Peter Rüegg (mailto:peter.rueegg@cc.ethz.ch)

Avenir Suisse propagierte sechs Schweizer Grosszentren, das städtebauliche Porträt des ETH Studio Basel noch drei (1) und die neue Studie des ehemaligen ETH-Professors Alain Thierstein und seinen Mitarbeitern dampft die Auswahl auf gerade noch zwei polyzentrische Metropolregionen von europäischen Zuschnitt ein. „Dies ist keine Chimäre von verrückten Forschern, es entspricht der Realität“, sagte Thierstein bei der Präsentation der Studie, die in attraktiver Buchform unter dem Titel „Raumentwicklung im Verborgenen“ publiziert wurde. (2)

Mit dieser Studie haben die Autorinnen und Autoren in erster Linie virtuelle Verbindungen zwischen den Regionen analysiert. Nicht nur die klassischen Pendlerströme wie in anderen vergleichbaren Untersuchungen seien das Mass aller Dinge, so Thierstein, sondern die darunter liegenden, verborgenen Verflechtungen. Dazu zählen firmeninterne Netzwerke und Beziehungen von verschiedenen Unternehmen untereinander, die Teilregionen über Daten- und Kommunikationsnetze miteinander verbinden. Das fünfköpfige Autorenteam hat analysiert, welche Firmen wo angesiedelt sind, wo sie allenfalls Filialen unterhalten und welche Verbindungen diese Unternehmen ins In- und Ausland pflegen. Für ihre Untersuchung haben die ETH-Forscher wissensintensive Dienstleister wie Banken, Versicherungen, Beratungs- oder Hightech-Unternehmen betrachtet.

Zwei Grosszentren

Mit diesem Ansatz kristallisieren sich in der Schweiz zwei Metropolregionen von europäischer Bedeutung heraus: der Wirtschaftsraum Nordschweiz und der Arc Lémanique. Das Rückgrat der Metropolregion Nordschweiz bildet die Verbindung Zürich-Basel, deren führendes Zentrum Zürich mit seinen renommierten Hochschulen und zahlreichen global tätigen Unternehmen ist. Daran angehängt sind die umliegenden Kantone bis zur Stadt St. Gallen. Die Zentralschweiz mit Zug und neuerdings Luzern richtet sich ebenfalls immer stärker auf diesen Raum mit hoher Wertschöpfung aus, wo knapp die Hälfte der Schweizer Bevölkerung lebt und 56 Prozent von 3,3 Millionen Werktätigen der Schweiz Arbeit finden. Mit seinen 13'700 Quadratkilometern nimmt die Metropolregion Nordschweiz ein Drittel der Schweizer Landesfläche ein.
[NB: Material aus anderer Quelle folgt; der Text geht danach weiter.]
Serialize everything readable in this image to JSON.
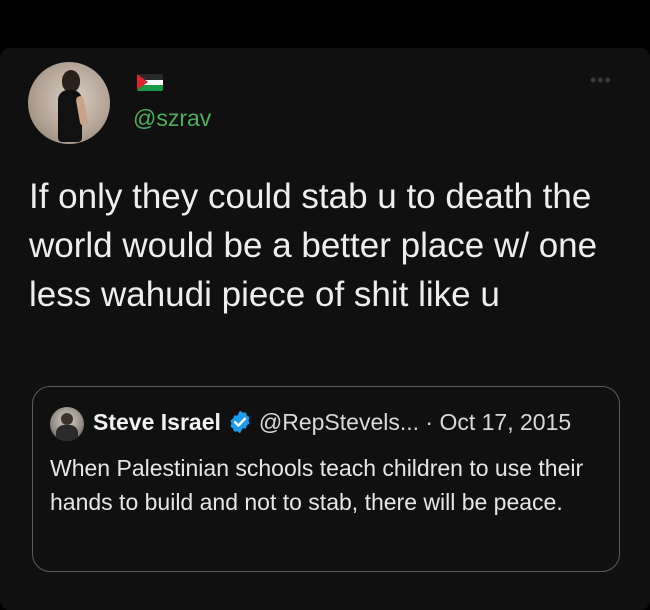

Die zweite Metropolregion der Schweiz schält sich am Genfersee auf der Achse Genf-Lausanne heraus. Sie ist allerdings wenig mit dem Deutschschweizer Pendant verknüpft. Das hat laut Thierstein vor allem mit den Kultur- und Sprachbarrieren zu tun.

Bern rutscht in Bedeutungslosigkeit

Zwischen Stuhl und Bank fällt die die Bundeshauptstadt Bern. Die starke Verbindung zwischen Bern und Zürich, welche die Studie zwar noch aufdeckt, sei ein Erbe aus Zeiten, wo sämtliche staatlichen Monopolbetriebe in Bern ihren Hauptsitz hatten. „Bern muss sich neu orientieren, wenn es nicht noch schneller in die Bedeutungslosigkeit versinken will“, folgerte Alain Thierstein an der Buchpräsentation.

Zürich ist Zentrum und Motor der im Verborgenen entstandenen Metropolregion Nordschweiz.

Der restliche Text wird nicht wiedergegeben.